箱からはもうひとつ、仰天するような代物が出現した。同じく小学五年生の課題として、半紙に毛筆で書いた習字が何枚もあり、どれにも鈴木先生の朱筆で、直しやコメントが書き込まれている。「賢」「初春」「元気に」と次第に字数を増やしていって、最後は六文字の「卒業生を送る」に至る一連の手習いである。そのなかの「五文字」熟語に思わず息を呑む。なんと「
原子力時代」というのだ!
わが小学五年といえば1963年から64年にかけて。60年に着工された東海村の原子炉は当時まさに試験運転を続行中。臨界に達するのが65年というから、文字どおり「原子力時代」の幕開けだった。田舎の小学生のお習字にまで国策が浸透し、「刷り込み」が行われていた事実に愕然とする。教育とは洗脳なのだ。

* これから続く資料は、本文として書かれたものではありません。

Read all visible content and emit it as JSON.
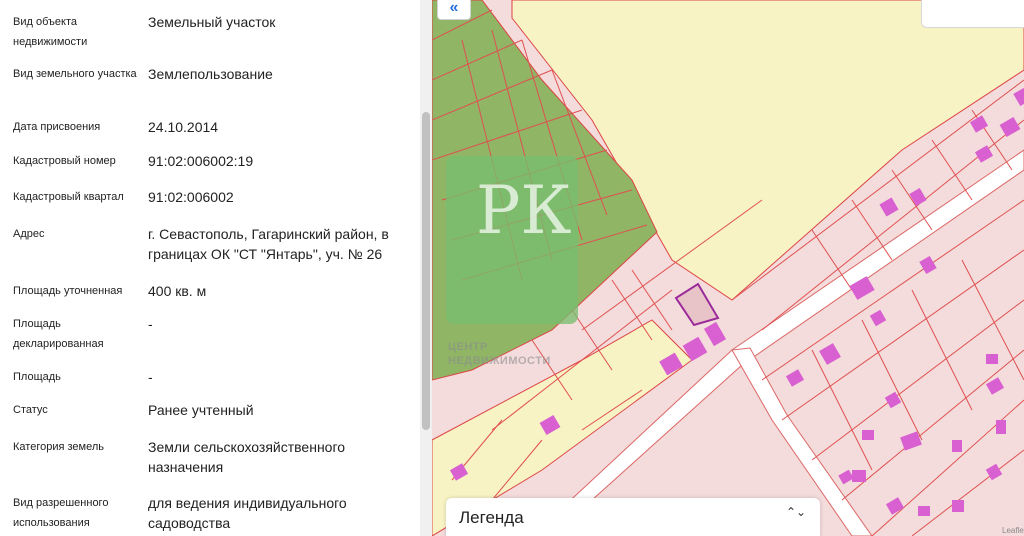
{
  "properties": [
    {
      "label": "Вид объекта недвижимости",
      "value": "Земельный участок"
    },
    {
      "label": "Вид земельного участка",
      "value": "Землепользование"
    },
    {
      "label": "Дата присвоения",
      "value": "24.10.2014"
    },
    {
      "label": "Кадастровый номер",
      "value": "91:02:006002:19"
    },
    {
      "label": "Кадастровый квартал",
      "value": "91:02:006002"
    },
    {
      "label": "Адрес",
      "value": "г. Севастополь, Гагаринский район, в границах ОК \"СТ \"Янтарь\", уч. № 26"
    },
    {
      "label": "Площадь уточненная",
      "value": "400 кв. м"
    },
    {
      "label": "Площадь декларированная",
      "value": "-"
    },
    {
      "label": "Площадь",
      "value": "-"
    },
    {
      "label": "Статус",
      "value": "Ранее учтенный"
    },
    {
      "label": "Категория земель",
      "value": "Земли сельскохозяйственного назначения"
    },
    {
      "label": "Вид разрешенного использования",
      "value": "для ведения индивидуального садоводства"
    }
  ],
  "map": {
    "collapse_icon": "double-chevron-left-icon",
    "collapse_glyph": "«",
    "watermark": {
      "letters": "РК",
      "text_line1": "ЦЕНТР",
      "text_line2": "НЕДВИЖИМОСТИ"
    },
    "legend": {
      "title": "Легенда",
      "toggle_icon": "chevron-up-down-icon",
      "toggle_glyph": "⌃⌄"
    },
    "attribution": "Leaflet",
    "colors": {
      "parcel_fill": "#f4dcdc",
      "parcel_border": "#e05050",
      "yellow_zone": "#f8f3c4",
      "green_zone": "#8fb565",
      "building": "#d860d0",
      "selected_border": "#9b2a9b",
      "road": "#ffffff"
    }
  }
}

家人にちょっと尋ねてみたら、茨城県人で小生と同い年の彼女は小学校の遠足で東海村の発電所を見学に行った(ただし遠くから建物を眺めるだけ)というから、当時の教員や父兄には疑念や危機感はまるで無かったのだろう。その判断停止の果てに今日の深刻な状況があるのだと考えると、罪深さに怖気が走る。